James Rovira jamesrovira at gmail.com
Mon Feb 22 12:49:52 EST 2010


Thanks for your response, Jeffery.  And especially for the Hell as Bulletin
Board post earlier.

I could address your point directly, but I think the discussion would just
get more tangled, and I don't think untangling it would lead us to any
position different from the position that we are in now: we have to decide
what we think of hell with only very limited support from our rational
capacity, because we may not have all the necessary information, and cannot
know if we do or do not.

To judge the actions of an omniscient being we would need to share the
knowledge base that the omniscient being has; i.e., be omniscient ourselves,
or in other words, God.  To judge God we would need to be God.

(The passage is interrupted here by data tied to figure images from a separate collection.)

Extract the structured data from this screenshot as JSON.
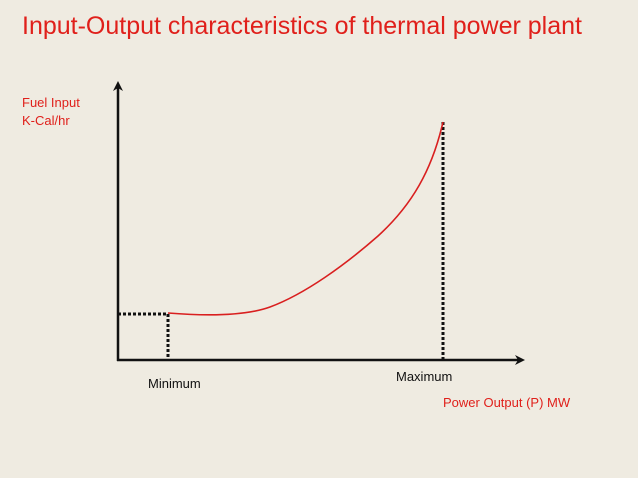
{
  "title": "Input-Output characteristics of thermal power plant",
  "y_axis": {
    "label_line1": "Fuel Input",
    "label_line2": "K-Cal/hr"
  },
  "x_axis": {
    "label": "Power Output (P) MW"
  },
  "markers": {
    "minimum": "Minimum",
    "maximum": "Maximum"
  },
  "colors": {
    "background": "#efebe1",
    "title": "#e0201b",
    "axis_label": "#e0201b",
    "curve": "#d91f1f",
    "axis": "#111111",
    "dotted_line": "#111111"
  }
}
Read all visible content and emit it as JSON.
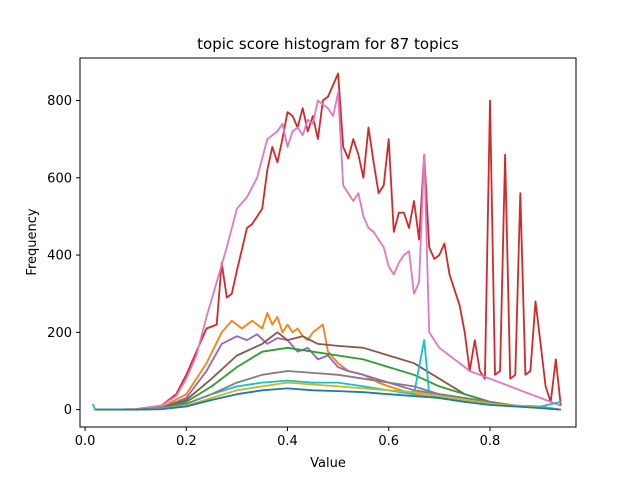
{
  "chart_data": {
    "type": "line",
    "title": "topic score histogram for 87 topics",
    "xlabel": "Value",
    "ylabel": "Frequency",
    "xlim": [
      -0.01,
      0.97
    ],
    "ylim": [
      -45,
      910
    ],
    "xticks": [
      {
        "value": 0.0,
        "label": "0.0"
      },
      {
        "value": 0.2,
        "label": "0.2"
      },
      {
        "value": 0.4,
        "label": "0.4"
      },
      {
        "value": 0.6,
        "label": "0.6"
      },
      {
        "value": 0.8,
        "label": "0.8"
      }
    ],
    "yticks": [
      {
        "value": 0,
        "label": "0"
      },
      {
        "value": 200,
        "label": "200"
      },
      {
        "value": 400,
        "label": "400"
      },
      {
        "value": 600,
        "label": "600"
      },
      {
        "value": 800,
        "label": "800"
      }
    ],
    "grid": false,
    "legend": "none",
    "topic_count": 87,
    "series": [
      {
        "color": "#d62728",
        "x": [
          0.02,
          0.05,
          0.1,
          0.15,
          0.18,
          0.2,
          0.22,
          0.24,
          0.26,
          0.27,
          0.28,
          0.29,
          0.3,
          0.32,
          0.33,
          0.35,
          0.36,
          0.37,
          0.38,
          0.39,
          0.4,
          0.41,
          0.42,
          0.43,
          0.44,
          0.45,
          0.46,
          0.47,
          0.48,
          0.49,
          0.5,
          0.51,
          0.52,
          0.53,
          0.54,
          0.55,
          0.56,
          0.57,
          0.58,
          0.59,
          0.6,
          0.61,
          0.62,
          0.63,
          0.64,
          0.65,
          0.66,
          0.67,
          0.68,
          0.69,
          0.7,
          0.71,
          0.72,
          0.73,
          0.74,
          0.75,
          0.76,
          0.77,
          0.78,
          0.79,
          0.8,
          0.81,
          0.82,
          0.83,
          0.84,
          0.85,
          0.86,
          0.87,
          0.88,
          0.89,
          0.9,
          0.91,
          0.92,
          0.93,
          0.94
        ],
        "values": [
          0,
          0,
          1,
          10,
          40,
          90,
          150,
          210,
          220,
          380,
          290,
          300,
          360,
          470,
          480,
          520,
          620,
          680,
          640,
          700,
          770,
          760,
          730,
          780,
          720,
          760,
          700,
          800,
          810,
          840,
          870,
          680,
          650,
          700,
          660,
          600,
          730,
          640,
          560,
          580,
          700,
          460,
          510,
          510,
          470,
          540,
          440,
          660,
          420,
          390,
          400,
          430,
          350,
          310,
          270,
          200,
          100,
          180,
          100,
          80,
          800,
          90,
          100,
          660,
          80,
          90,
          560,
          90,
          100,
          280,
          170,
          60,
          20,
          130,
          10
        ]
      },
      {
        "color": "#e377c2",
        "x": [
          0.02,
          0.05,
          0.1,
          0.15,
          0.18,
          0.2,
          0.22,
          0.24,
          0.26,
          0.28,
          0.3,
          0.32,
          0.34,
          0.35,
          0.36,
          0.37,
          0.38,
          0.39,
          0.4,
          0.41,
          0.42,
          0.43,
          0.44,
          0.45,
          0.46,
          0.47,
          0.48,
          0.49,
          0.5,
          0.51,
          0.52,
          0.53,
          0.54,
          0.55,
          0.56,
          0.57,
          0.58,
          0.59,
          0.6,
          0.61,
          0.62,
          0.63,
          0.64,
          0.65,
          0.66,
          0.67,
          0.68,
          0.69,
          0.7,
          0.72,
          0.74,
          0.76,
          0.78,
          0.8,
          0.82,
          0.84,
          0.86,
          0.88,
          0.9,
          0.92,
          0.94
        ],
        "values": [
          0,
          0,
          1,
          10,
          35,
          80,
          140,
          240,
          330,
          420,
          520,
          550,
          600,
          650,
          700,
          710,
          720,
          740,
          680,
          720,
          730,
          710,
          750,
          740,
          800,
          790,
          780,
          760,
          820,
          580,
          560,
          540,
          560,
          500,
          470,
          460,
          440,
          420,
          370,
          350,
          380,
          400,
          410,
          300,
          330,
          660,
          200,
          180,
          160,
          140,
          120,
          100,
          90,
          80,
          70,
          60,
          50,
          40,
          30,
          20,
          10
        ]
      },
      {
        "color": "#ff7f0e",
        "x": [
          0.02,
          0.1,
          0.15,
          0.2,
          0.24,
          0.27,
          0.29,
          0.31,
          0.33,
          0.35,
          0.36,
          0.37,
          0.38,
          0.39,
          0.4,
          0.41,
          0.42,
          0.43,
          0.44,
          0.45,
          0.46,
          0.47,
          0.48,
          0.5,
          0.52,
          0.55,
          0.58,
          0.6,
          0.65,
          0.7,
          0.75,
          0.8,
          0.85,
          0.9,
          0.94
        ],
        "values": [
          0,
          0,
          5,
          40,
          120,
          200,
          230,
          210,
          230,
          210,
          250,
          220,
          240,
          200,
          220,
          200,
          210,
          190,
          180,
          200,
          210,
          220,
          150,
          120,
          100,
          90,
          70,
          60,
          40,
          30,
          20,
          15,
          10,
          8,
          0
        ]
      },
      {
        "color": "#9467bd",
        "x": [
          0.02,
          0.1,
          0.15,
          0.2,
          0.24,
          0.27,
          0.3,
          0.32,
          0.34,
          0.36,
          0.38,
          0.4,
          0.42,
          0.44,
          0.46,
          0.48,
          0.5,
          0.52,
          0.55,
          0.6,
          0.65,
          0.7,
          0.75,
          0.8,
          0.85,
          0.9,
          0.94
        ],
        "values": [
          0,
          0,
          4,
          30,
          100,
          170,
          190,
          180,
          195,
          170,
          185,
          180,
          150,
          160,
          130,
          140,
          110,
          100,
          90,
          70,
          50,
          40,
          30,
          20,
          10,
          5,
          0
        ]
      },
      {
        "color": "#8c564b",
        "x": [
          0.02,
          0.1,
          0.15,
          0.2,
          0.25,
          0.3,
          0.35,
          0.38,
          0.4,
          0.43,
          0.46,
          0.5,
          0.55,
          0.6,
          0.65,
          0.7,
          0.75,
          0.8,
          0.85,
          0.9,
          0.94
        ],
        "values": [
          0,
          0,
          3,
          25,
          80,
          140,
          170,
          200,
          180,
          190,
          170,
          165,
          160,
          140,
          120,
          80,
          40,
          20,
          10,
          5,
          0
        ]
      },
      {
        "color": "#2ca02c",
        "x": [
          0.02,
          0.1,
          0.15,
          0.2,
          0.25,
          0.3,
          0.35,
          0.4,
          0.45,
          0.5,
          0.55,
          0.6,
          0.65,
          0.7,
          0.75,
          0.8,
          0.85,
          0.9,
          0.94
        ],
        "values": [
          0,
          0,
          3,
          20,
          60,
          110,
          150,
          160,
          150,
          140,
          130,
          110,
          90,
          60,
          40,
          20,
          10,
          5,
          0
        ]
      },
      {
        "color": "#17becf",
        "x": [
          0.015,
          0.02,
          0.05,
          0.1,
          0.15,
          0.2,
          0.25,
          0.3,
          0.35,
          0.4,
          0.45,
          0.5,
          0.55,
          0.6,
          0.65,
          0.67,
          0.68,
          0.7,
          0.75,
          0.8,
          0.85,
          0.9,
          0.94
        ],
        "values": [
          15,
          0,
          0,
          0,
          2,
          15,
          40,
          60,
          70,
          75,
          70,
          70,
          60,
          50,
          40,
          180,
          40,
          30,
          20,
          15,
          10,
          8,
          20
        ]
      },
      {
        "color": "#7f7f7f",
        "x": [
          0.02,
          0.1,
          0.15,
          0.2,
          0.25,
          0.3,
          0.35,
          0.4,
          0.45,
          0.5,
          0.55,
          0.6,
          0.65,
          0.7,
          0.75,
          0.8,
          0.85,
          0.9,
          0.94
        ],
        "values": [
          0,
          0,
          2,
          15,
          40,
          70,
          90,
          100,
          95,
          90,
          80,
          70,
          60,
          40,
          30,
          20,
          10,
          5,
          0
        ]
      },
      {
        "color": "#bcbd22",
        "x": [
          0.02,
          0.1,
          0.15,
          0.2,
          0.25,
          0.3,
          0.35,
          0.4,
          0.45,
          0.5,
          0.55,
          0.6,
          0.65,
          0.7,
          0.75,
          0.8,
          0.85,
          0.9,
          0.94
        ],
        "values": [
          0,
          0,
          2,
          10,
          30,
          50,
          60,
          70,
          65,
          60,
          55,
          50,
          45,
          35,
          25,
          15,
          10,
          5,
          0
        ]
      },
      {
        "color": "#1f77b4",
        "x": [
          0.02,
          0.1,
          0.15,
          0.2,
          0.25,
          0.3,
          0.35,
          0.4,
          0.45,
          0.5,
          0.55,
          0.6,
          0.65,
          0.7,
          0.75,
          0.8,
          0.85,
          0.9,
          0.94
        ],
        "values": [
          0,
          0,
          1,
          8,
          25,
          40,
          50,
          55,
          50,
          48,
          45,
          40,
          35,
          30,
          20,
          12,
          8,
          4,
          0
        ]
      }
    ]
  }
}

But I would like to add one more thought to the discussion.  When we
consider the worst possible legal punishment offered in several Western
countries -- the death penalty -- we confront a great debate.  This is the
worst possible punishment that we can offer and is irrevocable.  While all
punishments are irrevocable -- you can't return to a person the time he or
she lost in jail -- the death penalty is especially so, as there is no
restitution or remediation possible at all.

Add to this fact the fact that our court systems are less than perfect --
that all judges and juries are always working with incomplete knowledge,
especially about motive and circumstance, that people with more money tend
to see a different species of justice than those with less, that biases come
into play -- and people are understandably very nervous about the death
penalty and some think it should never be an available option.

Now I think many of us are reasoning this way about God.  But the Christian
God is conceived of as the sum of all virtues, power, and knowledge.  There
is no question about acts, motives, or circumstances, so judgment is always
perfect.  If there is a hell, and people are sent there by this God, these
people deserve it.

So, in these circumstances, would it matter that we think otherwise?  If
this God exists, isn't our judgment irrelevant, except as it reveals our own
character?

That is one of the reasons why I think the existence issue has to be
resolved prior to our thinking about Hell.

If (the Christian) God does not exist, Hell is just the projection of human
anger toward injustice onto the cosmos.  And, in that case, it is an
overstatement of this anger.  All sins are temporal and end with the
sinner's physical existence, if sin even can be said to exist.

If God does exist, sins are not temporal, do not end with the sinner's
physical existence, and the existence of Hell may be a necessity as well as
a moral good.

Jim R

On Mon, Feb 22, 2010 at 3:31 AM, Horace Jeffery Hodges <
jefferyhodges at yahoo.com> wrote:

> Jim, I suppose that one could wonder why -- given our epistemic
> circumstances -- someone might prefer hellfire as metaphor to hellfire as
> literal fire. Both are logically equally justificable since God could have a
> 'good' reason for allowing either one . . . presumably. I suppose that an
> individual might find metaphor more plausible here than literal readings.